For Consul services, you can configure these using service metadata:

# Register a service with slo metadata
consul services register \
-name="my-service" \
-port=8080 \
-meta="causely.ai/error-rate-slo-target=99.0" \
-meta="causely.ai/latency-slo-target=95.0" \
-meta="causely.ai/error-rate-burn-rate-threshold=2" \
-meta="causely.ai/latency-burn-rate-threshold=2" \
-meta="causely.ai/error-rate-burn-rate-window=15" \
-meta="causely.ai/latency-burn-rate-window=15"

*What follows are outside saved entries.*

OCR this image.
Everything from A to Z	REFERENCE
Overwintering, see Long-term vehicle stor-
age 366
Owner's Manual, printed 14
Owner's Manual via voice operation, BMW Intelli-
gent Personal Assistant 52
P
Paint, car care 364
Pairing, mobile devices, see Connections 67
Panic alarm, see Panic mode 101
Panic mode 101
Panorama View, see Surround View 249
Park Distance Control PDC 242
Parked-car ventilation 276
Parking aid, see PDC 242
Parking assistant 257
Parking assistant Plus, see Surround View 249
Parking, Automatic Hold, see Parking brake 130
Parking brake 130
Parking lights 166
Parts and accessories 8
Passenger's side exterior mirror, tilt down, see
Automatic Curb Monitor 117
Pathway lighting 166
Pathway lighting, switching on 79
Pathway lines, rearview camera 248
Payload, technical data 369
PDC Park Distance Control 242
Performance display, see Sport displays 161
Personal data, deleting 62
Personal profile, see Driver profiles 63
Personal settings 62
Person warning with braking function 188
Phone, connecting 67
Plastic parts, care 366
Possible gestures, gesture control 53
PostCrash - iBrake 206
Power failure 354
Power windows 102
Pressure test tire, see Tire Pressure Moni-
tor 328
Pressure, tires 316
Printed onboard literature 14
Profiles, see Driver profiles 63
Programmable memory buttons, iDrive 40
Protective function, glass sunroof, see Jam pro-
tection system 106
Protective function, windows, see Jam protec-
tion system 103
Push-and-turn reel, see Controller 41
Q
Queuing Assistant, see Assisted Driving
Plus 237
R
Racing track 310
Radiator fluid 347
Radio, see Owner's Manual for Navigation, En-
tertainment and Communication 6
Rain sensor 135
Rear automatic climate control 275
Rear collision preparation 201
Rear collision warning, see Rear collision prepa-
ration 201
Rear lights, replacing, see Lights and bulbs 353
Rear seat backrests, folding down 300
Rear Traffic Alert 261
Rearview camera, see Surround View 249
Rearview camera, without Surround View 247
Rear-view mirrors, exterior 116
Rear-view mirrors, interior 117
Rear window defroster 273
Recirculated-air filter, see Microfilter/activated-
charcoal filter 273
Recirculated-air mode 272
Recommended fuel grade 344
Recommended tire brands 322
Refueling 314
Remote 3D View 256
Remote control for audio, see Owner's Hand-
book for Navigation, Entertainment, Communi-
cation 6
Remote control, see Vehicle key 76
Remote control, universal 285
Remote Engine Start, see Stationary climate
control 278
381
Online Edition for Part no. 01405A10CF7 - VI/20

# Update existing service metadata
consul services register \
-id="my-service-id" \
-name="my-service" \
-port=8080 \
-meta="causely.ai/error-rate-slo-target=99.0" \
-meta="causely.ai/latency-slo-target=95.0" \
-meta="causely.ai/error-rate-burn-rate-threshold=2" \
-meta="causely.ai/latency-burn-rate-threshold=2" \
-meta="causely.ai/error-rate-burn-rate-window=15" \
-meta="causely.ai/latency-burn-rate-window=15"

Best Practices

  1. Align with SLO policy: Reflect organizational reliability goals.
  2. Avoid overly aggressive thresholds: High sensitivity may create alert fatigue.
  3. Monitor and adjust: Tune thresholds based on incident reviews and error budget consumption.
  4. Document changes: Record rationale for each SLO configuration.

Example Use Cases

  1. Business-critical services: Set tighter SLO targets, for example 99.9% success, 98% low-latency.
  2. Temporary adjustments: Raise burn rate thresholds during high-traffic events.

Burn Rate Threshold Examples

The burn rate threshold determines how aggressively your error or latency budget is being consumed, and helps you catch fast-burning issues. Here's a simple example:

Suppose your service has a 1-day SLO budget, meaning it can tolerate a limited amount of errors or latency over 24 hours.

  • Burn Rate Threshold = 1
    The current rate of errors or latency is steady and would use up the entire budget in exactly 24 hours. No alarm yet, but you're tracking close to your SLO target.

  • Burn Rate Threshold = 2
    At the current rate, the service would consume its full 24-hour budget in only 12 hours, triggering alerts about rapid budget consumption.

  • Burn Rate Threshold = 4
    This indicates extremely fast-burning behavior. At this pace, the full error or latency budget would be used up in just 6 hours.

In practice, burn rate thresholds allow teams to catch reliability problems earlier, before they fully consume the SLO budget.

Burn Rate Window Examples

The burn rate window helps determine how quickly your service is consuming its SLO budget by observing behavior over short time intervals. Below are simple examples to clarify:

  • Short Window (5 minutes)
    Useful for detecting rapid error or latency spikes. For example, if a service suddenly begins failing or slowing down at a high rate, a short burn rate window (like 5 minutes) helps you identify that it's quickly consuming its SLO budget, enabling earlier incident detection. For services where fast detection of degraded performance is critical, consider also shortening the symptom activation delay, which you can manually configure via the Symptom Delay settings.

  • Moderate Window (15 minutes)
    This is the default and provides a good balance between reactivity and noise. It captures bursts of errors or latency that might not last long enough to trigger alerts in a longer window but are still significant.

  • Long Window (60 minutes)
    Best used to detect sustained SLO violations. For example, if a service has a consistent error rate that slowly drains the budget, the longer window provides better confidence that it’s not just a transient blip.